The gloriously upbeat reels and riffs got the crowd dancing, cheering and singing along. The Old Fruit market was hoaching – there must have been about 900 people, clearly having the time of their lives.
The affection is reciprocated on stage; there was much talk of missing Scotland during the pandemic years and the five friends – celebrating two decades together as a band – looked delighted by this triumphant return.
The band attracted a rare bunch of fellow travellers, suitably diverse for a Celtic Connections gig. The support group, Dallahan, primed the crowds with a brisk, spirited set, striking the perfect genial tone for the evening. Le Vent du Nord, mirrored by a five-strong brass section (adding some Scottish North Wind), expanded with players from Scottish folk band Breabach and accomplished guests like Julie Fowlis.
By the end I counted 20 people on stage – an exotic ragout of music, talent and pure joy.
Pakistan meets Scotland amid a crossover of music and humanity
A couple of days earlier I saw an even bolder international fusion, this time between Pakistan and Scotland, at Cottiers Theatre. When Mountains Meet is a delightful mixture of music, song and theatre based on the true-life experience of the band’s violinist, Anne Wood. It tells the story of how she crossed continents to track down her real dad (a bit like Scotland’s former Makar, Jackie Kay, in Red Dust Road).
Four singer/storytellers play out the journey, switching roles and narrating us across the country from Peshawar to Lahore, each stop on the way evoked by moving images projected on to a mountain range of bedsheets.
The band play throughout, traditional Scottish instruments — harp, violin, drums — beautifully spun with tanpura, tabla and sarangi. On sitar, Rakae Jamal’s plangent sounds cut straight to the heart.
Not all international connections go smoothly. Anne’s father and family, bound by a stricter culture, reject her. The show doesn’t duck such complexities, but still accentuates the joyful crossover of music and humanity at the heart of the story.
Global rhythms invigorate the soul, along with a dram of Grace Notes
The common strand in the amazing range of musical styles celebrated by Celtic Connections is the fiddle. Unique, ubiquitous and universal, it embraces a huge variety of ethnic traditions, each with its own peculiar sound.
I remember the festival starting in the wake of Glasgow’s Year of Culture (1990).

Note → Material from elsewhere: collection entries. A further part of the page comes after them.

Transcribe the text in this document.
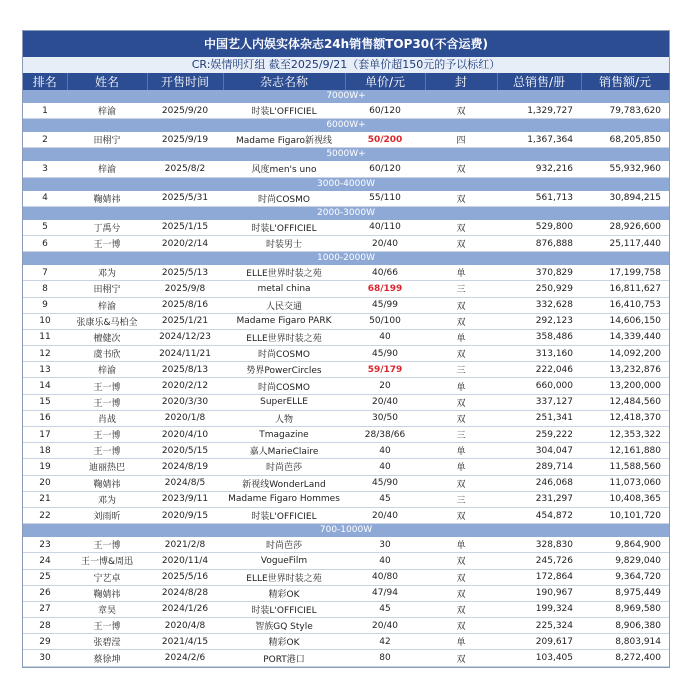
中国艺人内娱实体杂志24h销售额TOP30(不含运费)
CR:娱情明灯组 截至2025/9/21（套单价超150元的予以标红）
排名	姓名	开售时间	杂志名称	单价/元	封	总销售/册	销售额/元
7000W+							
1	梓渝	2025/9/20	时装L'OFFICIEL	60/120	双	1,329,727	79,783,620
6000W+							
2	田栩宁	2025/9/19	Madame Figaro新视线	50/200	四	1,367,364	68,205,850
5000W+							
3	梓渝	2025/8/2	风度men's uno	60/120	双	932,216	55,932,960
3000-4000W							
4	鞠婧祎	2025/5/31	时尚COSMO	55/110	双	561,713	30,894,215
2000-3000W							
5	丁禹兮	2025/1/15	时装L'OFFICIEL	40/110	双	529,800	28,926,600
6	王一博	2020/2/14	时装男士	20/40	双	876,888	25,117,440
1000-2000W							
7	邓为	2025/5/13	ELLE世界时装之苑	40/66	单	370,829	17,199,758
8	田栩宁	2025/9/8	metal china	68/199	三	250,929	16,811,627
9	梓渝	2025/8/16	人民交通	45/99	双	332,628	16,410,753
10	张康乐&马柏全	2025/1/21	Madame Figaro PARK	50/100	双	292,123	14,606,150
11	檀健次	2024/12/23	ELLE世界时装之苑	40	单	358,486	14,339,440
12	虞书欣	2024/11/21	时尚COSMO	45/90	双	313,160	14,092,200
13	梓渝	2025/8/13	势界PowerCircles	59/179	三	222,046	13,232,876
14	王一博	2020/2/12	时尚COSMO	20	单	660,000	13,200,000
15	王一博	2020/3/30	SuperELLE	20/40	双	337,127	12,484,560
16	肖战	2020/1/8	人物	30/50	双	251,341	12,418,370
17	王一博	2020/4/10	Tmagazine	28/38/66	三	259,222	12,353,322
18	王一博	2020/5/15	嘉人MarieClaire	40	单	304,047	12,161,880
19	迪丽热巴	2024/8/19	时尚芭莎	40	单	289,714	11,588,560
20	鞠婧祎	2024/8/5	新视线WonderLand	45/90	双	246,068	11,073,060
21	邓为	2023/9/11	Madame Figaro Hommes	45	三	231,297	10,408,365
22	刘雨昕	2020/9/15	时装L'OFFICIEL	20/40	双	454,872	10,101,720
700-1000W							
23	王一博	2021/2/8	时尚芭莎	30	单	328,830	9,864,900
24	王一博&周迅	2020/11/4	VogueFilm	40	双	245,726	9,829,040
25	宁艺卓	2025/5/16	ELLE世界时装之苑	40/80	双	172,864	9,364,720
26	鞠婧祎	2024/8/28	精彩OK	47/94	双	190,967	8,975,449
27	章昊	2024/1/26	时装L'OFFICIEL	45	双	199,324	8,969,580
28	王一博	2020/4/8	智族GQ Style	20/40	双	225,324	8,906,380
29	张碧滢	2021/4/15	精彩OK	42	单	209,617	8,803,914
30	蔡徐坤	2024/2/6	PORT港口	80	双	103,405	8,272,400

I was at a meeting where the then-director of the new Concert Hall, Cameron McNicol, worried about audiences after Christmas: “Nobody wants to go to a concert in January.”
From small beginnings the event has grown to its present 18 days, 300 events, 2000 musicians, 30 venues 130,000 audience and 30 years. Little wonder a special whisky, Grace Notes, has been released to mark the anniversary.
Christmas has gone, steep bills are mounting up, it’s cold, wet and miserable. How to beat the first month blues? Dry January? It’s a long month. Veganuary? Mebbees aye, mebbees no. Next year, try a diet of Celtic Connections music: life-affirming, joyous and thoroughly democratic!